Wilson v. Flaccus

DE CONCINI, Justice.

This case involves the custody of a minor, aged six and one-half years, Christopher William Wilson III, known as Bill. He is the natural son of the parties hereto.

The appellant and father, Christopher William Wilson, Jr., is a lawyer and was the petitioner in the trial court for a writ of habeas corpus. The respondent, Nancy Patterson Flaccus, nee Wilson, the mother, successfully resisted the writ below. Petitioner brought this appeal on the ground that the lower court abused its discretion in awarding Bill to the mother in the light of the evidence adduced before it.
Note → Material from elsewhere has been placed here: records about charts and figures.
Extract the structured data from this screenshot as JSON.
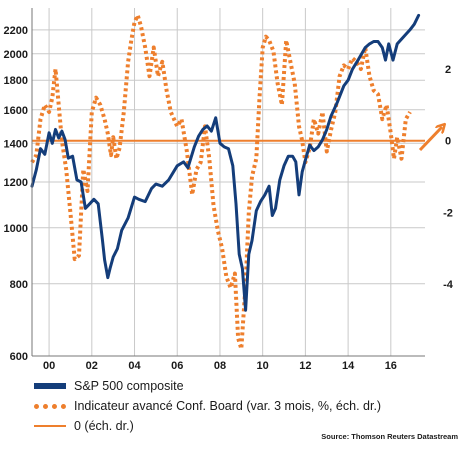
{
  "chart_data": {
    "type": "line",
    "x_tick_labels": [
      "00",
      "02",
      "04",
      "06",
      "08",
      "10",
      "12",
      "14",
      "16"
    ],
    "x_tick_years": [
      2000,
      2002,
      2004,
      2006,
      2008,
      2010,
      2012,
      2014,
      2016
    ],
    "xlim": [
      1999.2,
      2017.6
    ],
    "left_axis": {
      "scale": "log",
      "range": [
        600,
        2400
      ],
      "ticks": [
        600,
        800,
        1000,
        1200,
        1400,
        1600,
        1800,
        2000,
        2200
      ]
    },
    "right_axis": {
      "scale": "linear",
      "range": [
        -6,
        3.7
      ],
      "ticks": [
        2,
        0,
        -2,
        -4
      ]
    },
    "grid": true,
    "legend_position": "bottom",
    "series": [
      {
        "name": "S&P 500 composite",
        "axis": "left",
        "color": "#143d7a",
        "x": [
          1999.2,
          1999.4,
          1999.6,
          1999.8,
          2000.0,
          2000.15,
          2000.3,
          2000.45,
          2000.6,
          2000.75,
          2000.9,
          2001.1,
          2001.3,
          2001.5,
          2001.7,
          2001.9,
          2002.1,
          2002.3,
          2002.5,
          2002.6,
          2002.75,
          2002.85,
          2003.0,
          2003.2,
          2003.4,
          2003.7,
          2004.0,
          2004.2,
          2004.5,
          2004.8,
          2005.0,
          2005.3,
          2005.6,
          2006.0,
          2006.3,
          2006.5,
          2006.8,
          2007.0,
          2007.2,
          2007.4,
          2007.6,
          2007.8,
          2008.0,
          2008.2,
          2008.4,
          2008.6,
          2008.75,
          2008.9,
          2009.05,
          2009.2,
          2009.35,
          2009.5,
          2009.7,
          2009.9,
          2010.1,
          2010.3,
          2010.45,
          2010.6,
          2010.8,
          2011.0,
          2011.2,
          2011.4,
          2011.55,
          2011.7,
          2011.85,
          2012.0,
          2012.2,
          2012.4,
          2012.6,
          2012.8,
          2013.0,
          2013.2,
          2013.5,
          2013.8,
          2014.0,
          2014.2,
          2014.5,
          2014.8,
          2015.0,
          2015.2,
          2015.4,
          2015.6,
          2015.75,
          2015.9,
          2016.1,
          2016.3,
          2016.5,
          2016.7,
          2016.9,
          2017.1,
          2017.3
        ],
        "values": [
          1180,
          1260,
          1370,
          1340,
          1460,
          1400,
          1480,
          1430,
          1470,
          1420,
          1320,
          1330,
          1210,
          1200,
          1080,
          1100,
          1120,
          1100,
          950,
          880,
          820,
          850,
          890,
          920,
          990,
          1040,
          1130,
          1120,
          1110,
          1170,
          1190,
          1180,
          1210,
          1280,
          1300,
          1270,
          1380,
          1440,
          1480,
          1500,
          1470,
          1550,
          1400,
          1380,
          1370,
          1280,
          1100,
          900,
          850,
          720,
          900,
          950,
          1070,
          1110,
          1140,
          1180,
          1050,
          1080,
          1210,
          1280,
          1330,
          1330,
          1300,
          1140,
          1250,
          1310,
          1390,
          1360,
          1380,
          1420,
          1480,
          1560,
          1650,
          1760,
          1800,
          1880,
          1960,
          2050,
          2080,
          2100,
          2100,
          2050,
          1950,
          2080,
          1950,
          2080,
          2120,
          2160,
          2200,
          2250,
          2330
        ]
      },
      {
        "name": "Indicateur avancé Conf. Board (var. 3 mois, %, éch. dr.)",
        "axis": "right",
        "color": "#ee7f2d",
        "x": [
          1999.2,
          1999.4,
          1999.6,
          1999.8,
          2000.0,
          2000.15,
          2000.3,
          2000.45,
          2000.6,
          2000.8,
          2001.0,
          2001.2,
          2001.4,
          2001.6,
          2001.8,
          2002.0,
          2002.2,
          2002.4,
          2002.6,
          2002.75,
          2002.9,
          2003.0,
          2003.15,
          2003.3,
          2003.5,
          2003.7,
          2003.85,
          2004.0,
          2004.15,
          2004.3,
          2004.5,
          2004.7,
          2004.9,
          2005.1,
          2005.3,
          2005.5,
          2005.7,
          2006.0,
          2006.2,
          2006.45,
          2006.7,
          2006.9,
          2007.1,
          2007.3,
          2007.5,
          2007.7,
          2007.9,
          2008.1,
          2008.3,
          2008.5,
          2008.7,
          2008.85,
          2009.0,
          2009.2,
          2009.35,
          2009.5,
          2009.7,
          2009.85,
          2010.0,
          2010.15,
          2010.3,
          2010.5,
          2010.7,
          2010.9,
          2011.1,
          2011.3,
          2011.5,
          2011.7,
          2011.85,
          2012.0,
          2012.2,
          2012.4,
          2012.6,
          2012.8,
          2013.0,
          2013.2,
          2013.4,
          2013.6,
          2013.8,
          2014.0,
          2014.2,
          2014.4,
          2014.6,
          2014.8,
          2015.0,
          2015.2,
          2015.4,
          2015.6,
          2015.8,
          2016.0,
          2016.15,
          2016.3,
          2016.5,
          2016.7,
          2016.9
        ],
        "values": [
          -0.6,
          -0.4,
          0.6,
          1.0,
          0.8,
          1.2,
          2.0,
          1.0,
          0.0,
          -0.8,
          -2.0,
          -3.3,
          -3.2,
          -0.8,
          -1.4,
          0.8,
          1.2,
          1.0,
          0.6,
          0.2,
          -0.4,
          0.1,
          -0.5,
          -0.2,
          0.8,
          2.2,
          2.8,
          3.3,
          3.5,
          3.2,
          2.6,
          1.8,
          2.6,
          1.8,
          2.2,
          1.4,
          0.8,
          0.4,
          0.6,
          -0.3,
          -1.5,
          -0.8,
          -0.6,
          0.4,
          -0.5,
          -1.8,
          -2.5,
          -3.0,
          -3.8,
          -4.1,
          -3.7,
          -5.5,
          -5.8,
          -4.0,
          -2.0,
          -1.0,
          -0.5,
          1.2,
          2.6,
          2.9,
          2.8,
          2.5,
          1.6,
          1.0,
          2.8,
          2.2,
          1.6,
          0.4,
          0.0,
          -0.6,
          -0.2,
          0.6,
          0.2,
          0.8,
          -0.3,
          0.3,
          0.8,
          1.8,
          2.1,
          2.0,
          2.3,
          2.2,
          2.0,
          2.6,
          1.8,
          1.4,
          1.3,
          0.6,
          1.0,
          0.2,
          -0.5,
          0.1,
          -0.5,
          0.6,
          0.8
        ]
      },
      {
        "name": "0 (éch. dr.)",
        "axis": "right",
        "color": "#ee7f2d",
        "x": [
          1999.2,
          2017.6
        ],
        "values": [
          0,
          0
        ]
      }
    ],
    "source": "Source: Thomson Reuters Datastream"
  }
}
The background of the family relationship is somewhat as follows. The parties were married in June of 1939. They had *198two children, Nancy, a daughter born in March 1941, and Bill born in May 1943. The parties were incompatible. In June of 1947, the respondent left the home of the parties in New York with the children and stayed with respondent’s mother in Pittsburgh. In August 1947, the parties entered into a separation agreement, settling their property rights and dividing the custody of the children, whereby Nancy was given to the father and Bill to the mother, subject to the rights of each parent to have temporary custody of both children during a three-weeks’ period each summer. In September 1947, respondent proceeded to Charlotte Amalia, Virgin Islands, where she remained seven weeks. She was there granted a divorce. The court adopted the separation agreement and recognized the provisions for divided custody of the children.

In January 1948, respondent married Bliss Flaccus in Pittsburgh. The following day they left for Phoenix, Arizona where they were living at the time of the hearing on the writ. At the time of the hearing one child had been born as an issue of this marriage. In June 1948, petitioner married a widow with two children about Nancy’s age.

The appellant raises three assignments of error on the ground that the court abused its discretion in awarding the child to the mother, in that:

1. The mother was unfit to have custody of the child;

2. The order of the trial court was against the best interest of the minor, and

3. The father was best fit to have custody of the minor.

Respondent admits that appellant is a fit and proper person to have custody of the child, but denies that she is unfit for that, purpose.

The trial of this matter consumed many days. There are 1350 pages of the Reporter’s Transcript, and approximately 400 pages of depositions. The latter were taken from across the length and breadth of the United States. In addition there are a number of letters, pictures and other exhibits. All of the foregoing have been minutely examined by the court. The record is full of conflicting testimony and sprinkled with a big dose of bias and prejudice on the part of many of the witnesses.

It would uselessly lengthen this opinion to quote even a portion of the testimony. One cannot read the testimony of some of the witnesses without becoming incensed at the treatment accorded to Bill by respondent; yet when one reads the contradictory statements made by other witnesses the aroused feelings subside. Briefs of counsel are of the same character. After reading appellant’s opening brief we are reminded of the learned justice of the peace, who upon hearing the plaintiff’s side of the case in his first trial exclaimed, “The plaintiff wins!” Upon reading the respondent’s brief we revert to the story of the justice of the peace. The defendant *199in the story objected to the J. P.’s quick judgment and asked leave to put on his side of the case, which was granted. Upon hearing the defendant’s case, the J. P. leaned back, drew a long breath and said, “Well I’ll be dogged, the defendant wins.”

In this case, both the testimony and briefs are of a like nature. If one believes the appellant’s side, the trial court erred, but if one believes the respondent’s side the court was justified in its decision. That there is a conflict as to the treatment of Bill, there is no question. This is true whether the testimony was from interested parties, domestic servants, doctors or psychiatrists. One of the latter termed Bill a problem child as far as behavior was concerned. The other, that he was a boy with a problem. Admittedly 'he was one or the other, or both. Most of the witnesses termed him an endearing child.

This court has said times without number that the trial court who had the opportunity to see, listen and gauge the demeanor of the witnesses on the stand is the best judge of conflicting testimony. If there is any reasonable evidence in the record to sustain the judgment this court will not disturb it.

The judgment of the lower court is affirmed with the exception that, in addition to the usual visitorial rights, the decree be modified in that the appellant be permitted to have the custody of Bill three weeks each summer as the parties agreed in their original separation agreement. This modi-

fication we believe to be for the best interest of the child.

Affirmed as modified.

UDALL, C. J., and LA PRADE, J., concur.